The pooled amplicon libraries were de-multiplexed using a custom script (available in a GitHub repository at https://github.com/gjospin/scripts/blob/master/Demul_trim_prep.pl). This script allows for 1 base pair difference per barcode to accommodate for sequencing errors. Paired reads are aligned and a consensus is computed using FLASH (Magoc 2011) with maximum overlap of 120 and a minimum overlap of 70 (other parameters are left as default). FLASH output is reformatted (as separate FASTA files,) with appropriate naming conventions for QIIME v. 1.8.0 (Caporaso 2010).
Unless stated otherwise, all microbial diversity analyses were performed using python scripts included in the QIIME v. 1.8.0 analytical pipeline (Caporaso 2010). An annotated IPython notebook is provided linktext.
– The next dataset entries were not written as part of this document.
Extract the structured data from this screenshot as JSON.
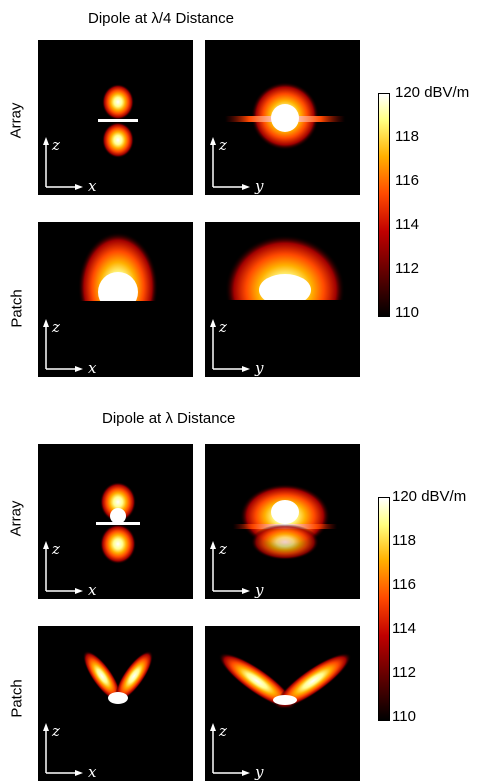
{
  "sections": [
    {
      "title": "Dipole at λ/4 Distance",
      "rows": [
        {
          "label": "Array",
          "panels": [
            {
              "axes": [
                "z",
                "x"
              ]
            },
            {
              "axes": [
                "z",
                "y"
              ]
            }
          ]
        },
        {
          "label": "Patch",
          "panels": [
            {
              "axes": [
                "z",
                "x"
              ]
            },
            {
              "axes": [
                "z",
                "y"
              ]
            }
          ]
        }
      ],
      "colorbar": {
        "ticks": [
          "120 dBV/m",
          "118",
          "116",
          "114",
          "112",
          "110"
        ],
        "range": [
          110,
          120
        ],
        "unit": "dBV/m"
      }
    },
    {
      "title": "Dipole at λ Distance",
      "rows": [
        {
          "label": "Array",
          "panels": [
            {
              "axes": [
                "z",
                "x"
              ]
            },
            {
              "axes": [
                "z",
                "y"
              ]
            }
          ]
        },
        {
          "label": "Patch",
          "panels": [
            {
              "axes": [
                "z",
                "x"
              ]
            },
            {
              "axes": [
                "z",
                "y"
              ]
            }
          ]
        }
      ],
      "colorbar": {
        "ticks": [
          "120 dBV/m",
          "118",
          "116",
          "114",
          "112",
          "110"
        ],
        "range": [
          110,
          120
        ],
        "unit": "dBV/m"
      }
    }
  ],
  "colors": {
    "background": "#000000",
    "colormap": [
      "#000000",
      "#5a0000",
      "#c00000",
      "#ff4a00",
      "#ffb000",
      "#ffff80",
      "#ffffff"
    ]
  }
}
Sequences for which the forward and reverse reads had enough overlap to be aligned to create a single consensus sequence were clustered against the greengenes (gg_13_8_otus) OTUs clustered at 97% similarity using the pick_open_reference_otus.py workflow. All reads that failed to hit the reference database were clustered de novo. An OTU table in the .biom format (McDonald 2012) was then constructed and used as the starting point for all downstream analyses.
OTUs that were classified as mitochondrial, chloroplast, or “Unassigned” at the Domain level were filtered from the OTU table using the filter_taxa_from_otu_table.py script. Chimera Slayer (Haas 2011) as implemented in the identify_chimeric_seqs.py script was used to identify putative chimeric sequences, which were then filtered from both the .biom table and from the set of representative sequences used to represent each OTU. A new phylogenetic tree, with chimeric OTUs removed, was produced with the make_phylogeny.py script. Because we wish to compare the microbiomes with and without the inclusion of the intracellular bacterium, Wolbachia, the filter_taxa_from_otu_table.py script was also used to produce an additional .biom table with OTUs classified as Wolbachia removed.
The core_diversity_analyses.py script is a QIIME workflow script that implements a large suite of alpha and beta diversity analyses, including taxonomic composition, diversity and richness estimates, rarefaction curves, both phylogenetic (UniFrac) and distance-based (Bray-Curtis) clustering of samples in Principlal Coordinates Analyses, as well as several hypothesis tests about the differences between groups of samples and the individual microbial taxa that contribute to those differences. Only analyses that are relevant to the discussion will be highlighted in the Results/Discussion.
Is there a difference between the space flies and the ground flies? Is that true for all genotypes? Is that true for all sources (poop, guts, bodies?) Is there a difference between genotypes? Is there a difference between guts and poop? Bodies and guts? Bodies and poop? Are there any taxa unique to the space samples? to the ground samples?